The setoff_workflows module handles the DNAnexus workflow / app execution for demultiplexed NGS runs. The module contains multiple scripts:
Script | Class | Functionality |
---|---|---|
setoff_workflows.py | SequencingRuns | Collects sequencing runs and initiates runfolder processing for those sequencing runs requiring processing |
setoff_workflows.py | ProcessRunfolder | A new instance of this class is initiated by the SequencingRuns class for each runfolder being assessed.
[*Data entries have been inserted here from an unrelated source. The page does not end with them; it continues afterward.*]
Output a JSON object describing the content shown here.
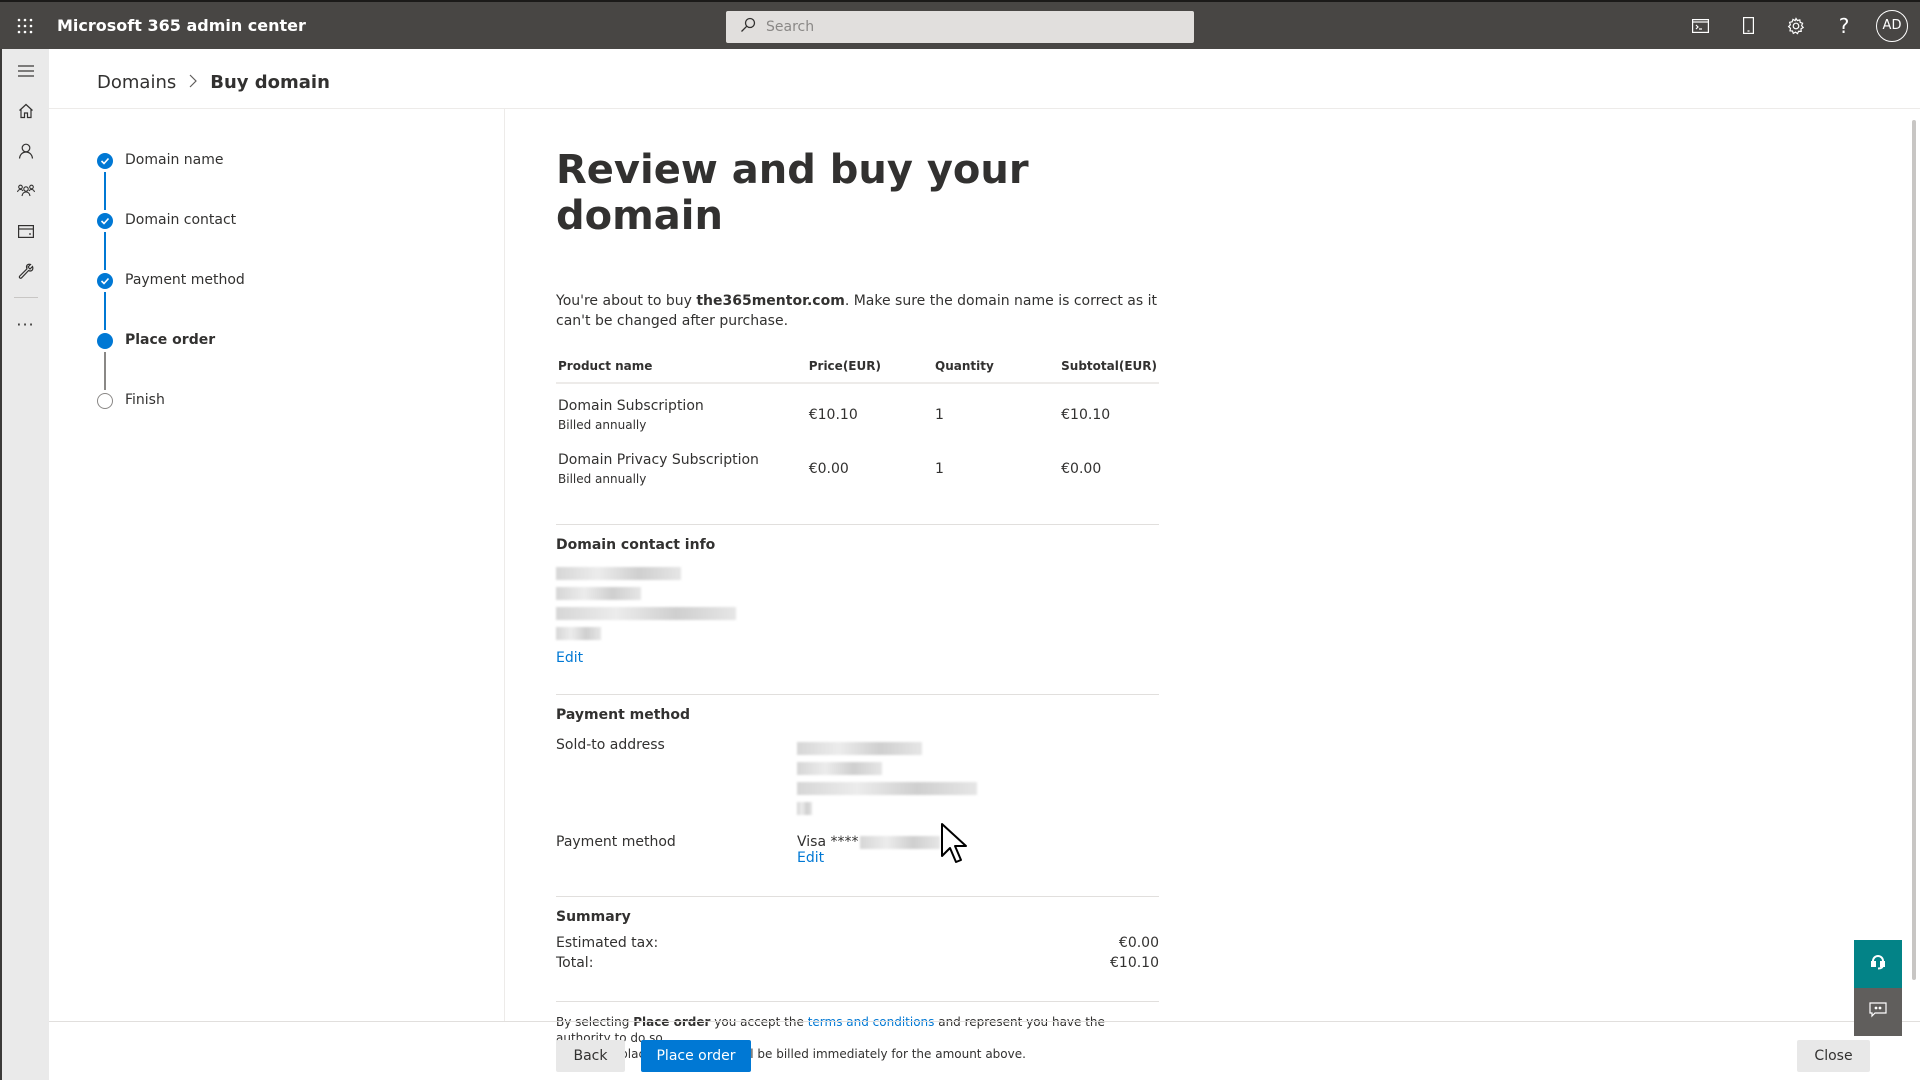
{
  "topbar": {
    "app_title": "Microsoft 365 admin center",
    "search_placeholder": "Search",
    "avatar_initials": "AD",
    "icons": [
      "terminal-icon",
      "mobile-icon",
      "gear-icon",
      "help-icon"
    ]
  },
  "leftnav": {
    "items": [
      "hamburger-icon",
      "home-icon",
      "user-icon",
      "group-icon",
      "billing-icon",
      "setup-icon",
      "more-icon"
    ]
  },
  "breadcrumb": {
    "parent": "Domains",
    "current": "Buy domain"
  },
  "stepper": {
    "steps": [
      {
        "label": "Domain name",
        "state": "done"
      },
      {
        "label": "Domain contact",
        "state": "done"
      },
      {
        "label": "Payment method",
        "state": "done"
      },
      {
        "label": "Place order",
        "state": "current"
      },
      {
        "label": "Finish",
        "state": "future"
      }
    ]
  },
  "main": {
    "title": "Review and buy your domain",
    "intro_prefix": "You're about to buy ",
    "domain": "the365mentor.com",
    "intro_suffix": ". Make sure the domain name is correct as it can't be changed after purchase.",
    "table": {
      "headers": [
        "Product name",
        "Price(EUR)",
        "Quantity",
        "Subtotal(EUR)"
      ],
      "rows": [
        {
          "name": "Domain Subscription",
          "billing": "Billed annually",
          "price": "€10.10",
          "quantity": "1",
          "subtotal": "€10.10"
        },
        {
          "name": "Domain Privacy Subscription",
          "billing": "Billed annually",
          "price": "€0.00",
          "quantity": "1",
          "subtotal": "€0.00"
        }
      ]
    },
    "contact": {
      "title": "Domain contact info",
      "edit_label": "Edit"
    },
    "payment": {
      "title": "Payment method",
      "sold_to_label": "Sold-to address",
      "method_label": "Payment method",
      "method_value": "Visa ****",
      "edit_label": "Edit"
    },
    "summary": {
      "title": "Summary",
      "tax_label": "Estimated tax:",
      "tax_value": "€0.00",
      "total_label": "Total:",
      "total_value": "€10.10"
    },
    "legal": {
      "prefix": "By selecting ",
      "bold": "Place order",
      "middle": " you accept the ",
      "link": "terms and conditions",
      "suffix": " and represent you have the authority to do so.",
      "line2": "When you place this order, you'll be billed immediately for the amount above."
    }
  },
  "footer": {
    "back_label": "Back",
    "place_order_label": "Place order",
    "close_label": "Close"
  },
  "colors": {
    "accent": "#0078d4",
    "topbar": "#484644",
    "help_button": "#038387",
    "chat_button": "#605e5c"
  }
}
Calls methods to process and upload a runfolder including creation of DNAnexus project, upload of data using upload_runfolder, building and execution of dx run commands to set off sample workflows and apps, creation of decision support tool upload scripts, and sending of pipeline emails |
setoff_workflows.py | Pipeline-specific classes (DevPipeline, ArcherDxPipeline, SnpPipeline, OncoDeepPipeline, TsoPipeline, WesPipeline, CustomPanelsPipeline), which collate lists of commands for each runtype by calling the imported BuildRunfolderDxCommands, BuildSampleDxCommands and PipelineEmails classes. | |
build_dx_commands.py | BuildRunfolderDxCommands | Builds dx run commands that are at the runfolder level, for example MultiQC, TSO500 app, peddy, per-sample queries (e.g. WES). |
build_dx_commands.py | BuildSampleDxCommands | Builds dx run commands that are at the sample level, |
for example per-sample workflow commands, coverage commands, decision support upload commands, per-sample queries. | ||
pipeline_emails.py | PipelineEmails | Sends the start of pipeline emails. It calls the AdEmail class for email sending, and sends the pipeline started email (contains SQL queries used to update the Moka database), and the samples being processed email |
The module uses various functions and classes from the Toolbox module.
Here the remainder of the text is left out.